Lanciò il suo coltello. Si piantò dieci centimetri sotto il centro.

— Sei la sua guardia del corpo, eh?

— È esatto. Faccio la guardia anche al tipo blu.

— Dos Santos dice di temere un attentato alla vita di Myshtigo. C’è davvero pericolo, o è solo una misura di sicurezza?

— Sono possibili entrambe le cose, Karagee. Non lo so. Mi paga solo per fare la guardia.

— Se ti pagassi di più, mi diresti chi devi uccidere?

— Sono stato assunto solo per fare la guardia, ma anche se fosse altrimenti non te lo direi.

— Non lo pensavo, infatti. Torniamo ai coltelli.

Andammo a staccare le lame dal bersaglio.

— Senti, se per caso fossi io quello che devi uccidere, il che è possibile, perché non sistemiamo subito la faccenda? — gli proposi. — Abbiamo entrambi due pugnali. Quello che uscirà vivo dalla stanza dirà che l’altro l’ha attaccato, e che s’è trattato d’auto-difesa. Non ci sono testimoni. La notte scorsa ci hanno visti tutti e due ubriachi o sovreccitati.

— No, Karagee.

— No cosa? No, non sono io? O no, non vuoi farlo a questo modo?

— Potrei dire di no, non sei tu. Ma non sapresti se sto dicendo la verità o una bugia.

— È vero.

— Potrei dire che non voglio farlo a questo modo.

— È vero?

— Non voglio dirlo. Ma per darti la soddisfazione d’una risposta, senti questa: se volessi ucciderti, non ci proverei con un coltello, e nemmeno mi metterei a fare a pugni o lottare con te.

— Perché mai?

— Perché molti anni fa, quand’ero un ragazzo, lavoravo nella zona di Kerch: accudivo alle tavole dei ricchi vegani. Allora non mi conoscevi, ero appena arrivato da Pamir. Tu e il tuo amico poeta giungeste a Kerch.

— Adesso mi ricordo. Sì… I genitori di Phil erano morti quell’anno; erano miei buoni amici, e avevo promesso di portare Phil all’università. Ma c’era un vegano che gli aveva rubato la sua prima donna, e se l’era portata a Kerch. Sì, il buffone. Ho dimenticato il nome.

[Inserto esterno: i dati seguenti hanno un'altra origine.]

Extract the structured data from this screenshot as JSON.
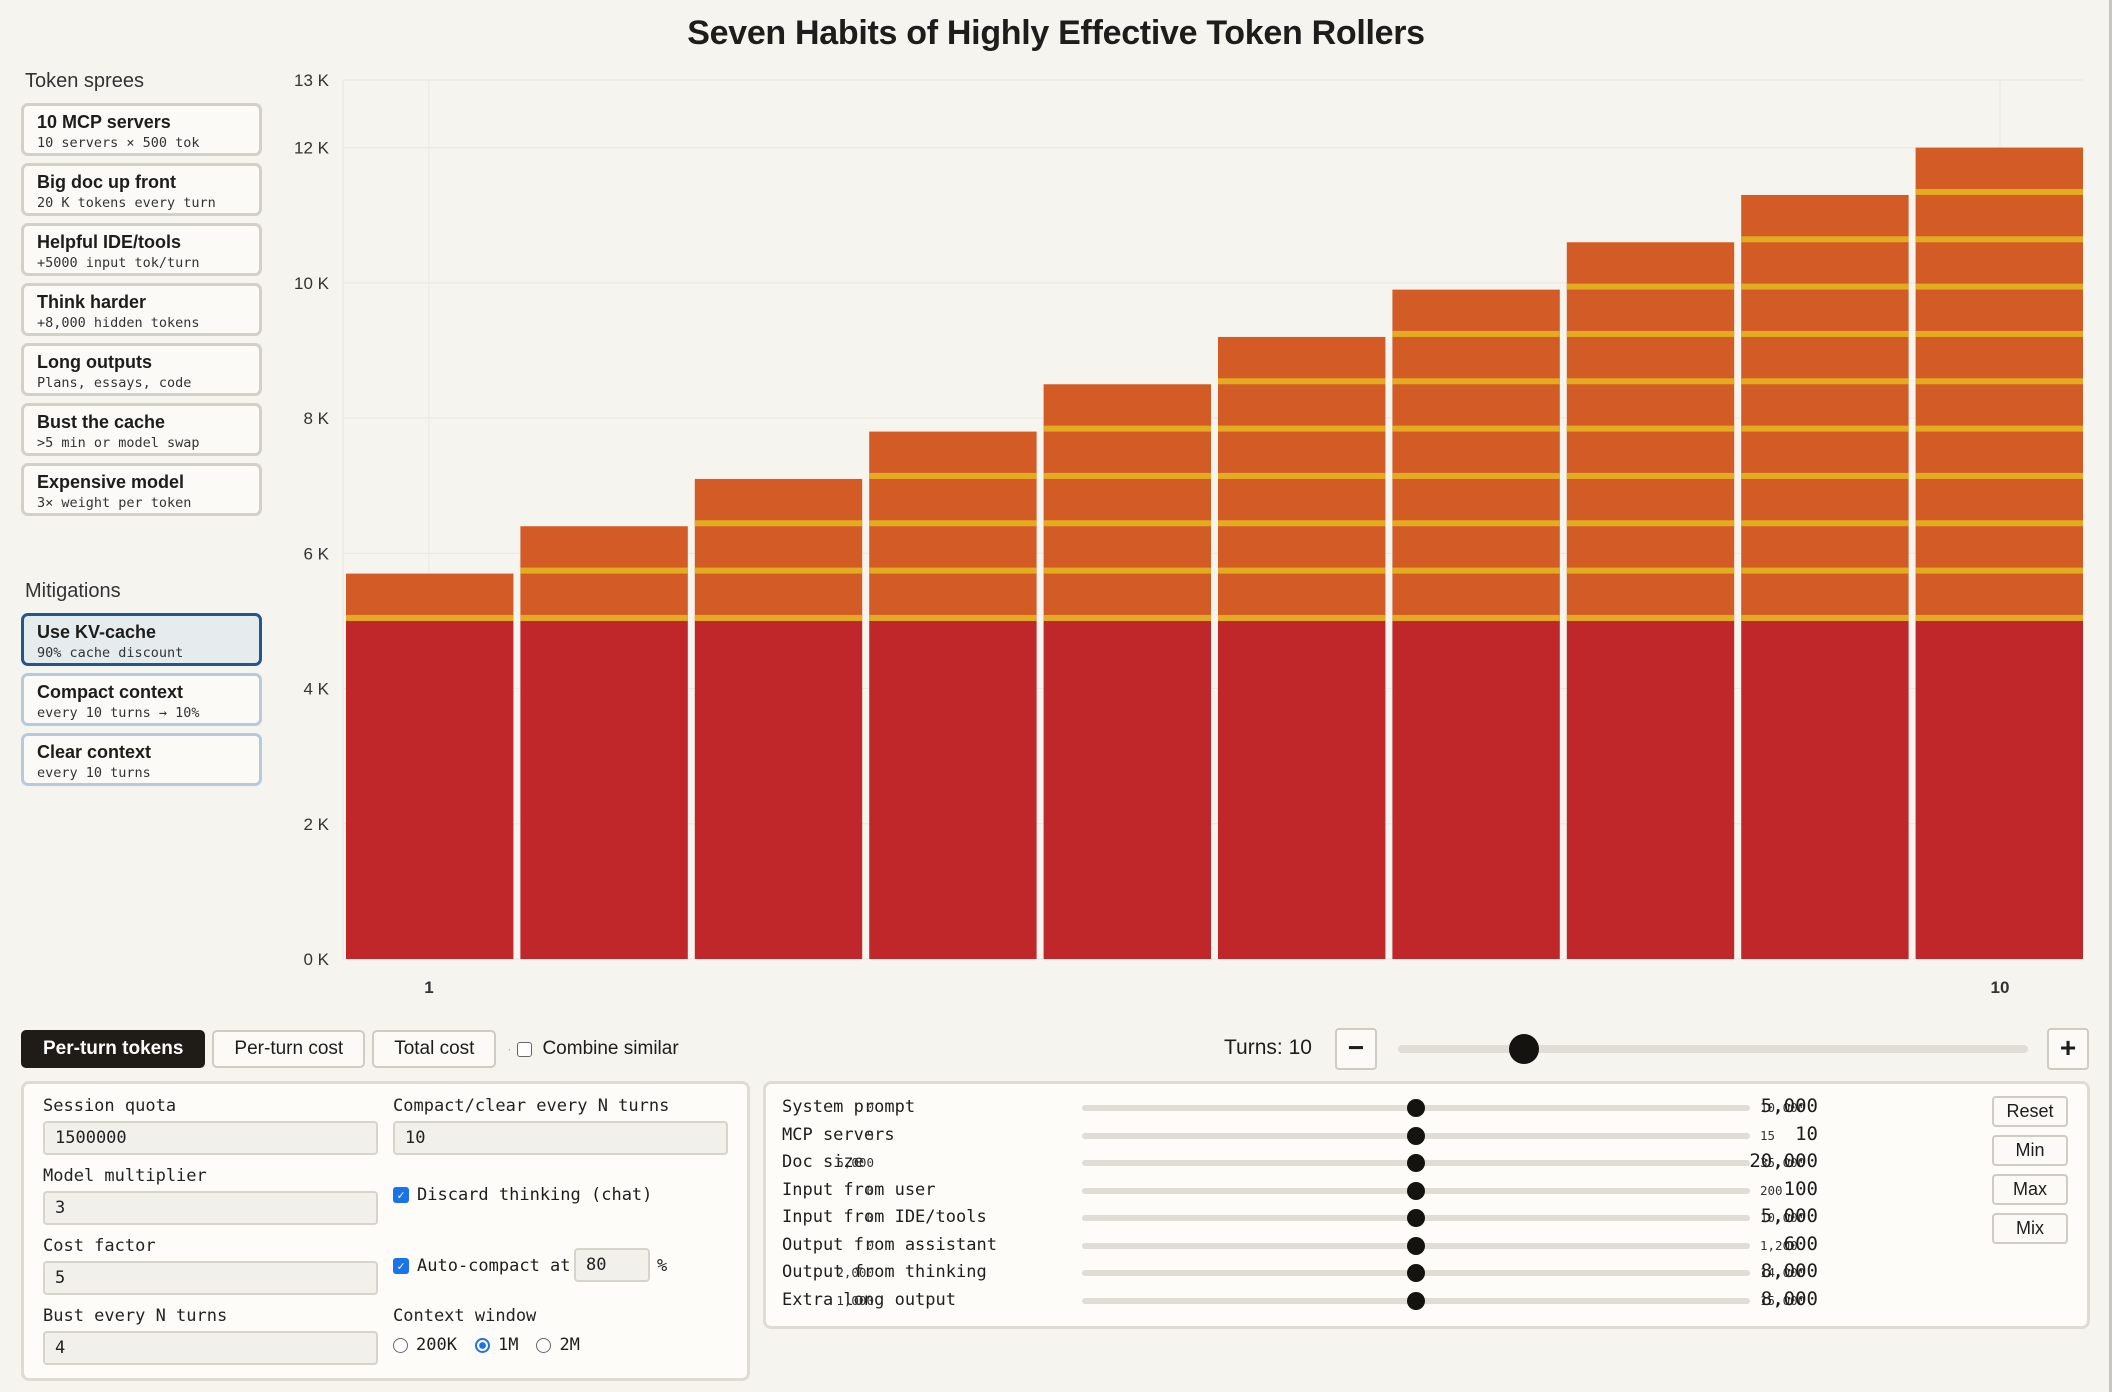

— Era Thrilpai Ligo, il pugile shajadpa, e sembrava una montagna alla fine d’un’immensa pianura: grande, inamovibile. Combatteva con i cesti vegani: quelle cinghie di cuoio con dieci chiodi appuntiti tutt’attorno, a mani aperte…

— Sì, ricordo…

— Non avevi mai tirato di shajadpa prima, ma combattesti con lui per la ragazza. Si radunò una gran folla di vegani e di ragazze terrestri, e io me ne stavo su un tavolo a guardare. Dopo un minuto la tua faccia era tutta coperta di sangue. Quello cercava d’infilzarti gli occhi coi chiodi, e tu continuavi a scuotere la testa. Allora avevo quindici anni, ed avevo ucciso appena tre uomini e pensavo che tu saresti morto perché non l’avevi nemmeno toccato. E poi la tua mano destra gli arrivò addosso come un martello da un quintale, talmente veloce! Lo colpisti nel centro di quel doppio osso che i blu hanno nel petto, nel loro punto debole, e lo frantumasti come un uovo. Io non ci sarei mai riuscito, ne sono sicuro; ed ecco perché ho paura delle tue mani e delle tue braccia. Più tardi seppi che avevi ucciso anche un pipiragno. No, Karagee, se dovessi farti fuori mi terrei distante.

— È passato tanto tempo… Non credevo che qualcuno se ne ricordasse.

— Vincesti la ragazza.

— Sì. Non ricordo il nome.

— Ma non la restituisti al poeta. La tenesti per te. Ecco perché probabilmente ti odia.

— Phil? Quella ragazza? Non mi ricordo nemmeno che faccia avesse.

— Lui non ha mai dimenticato. Per questo penso che ti odi. Io riesco a sentire l’odio, a fiutare le sue radici. Gli hai rubato la sua prima donna. L’ho visto da me.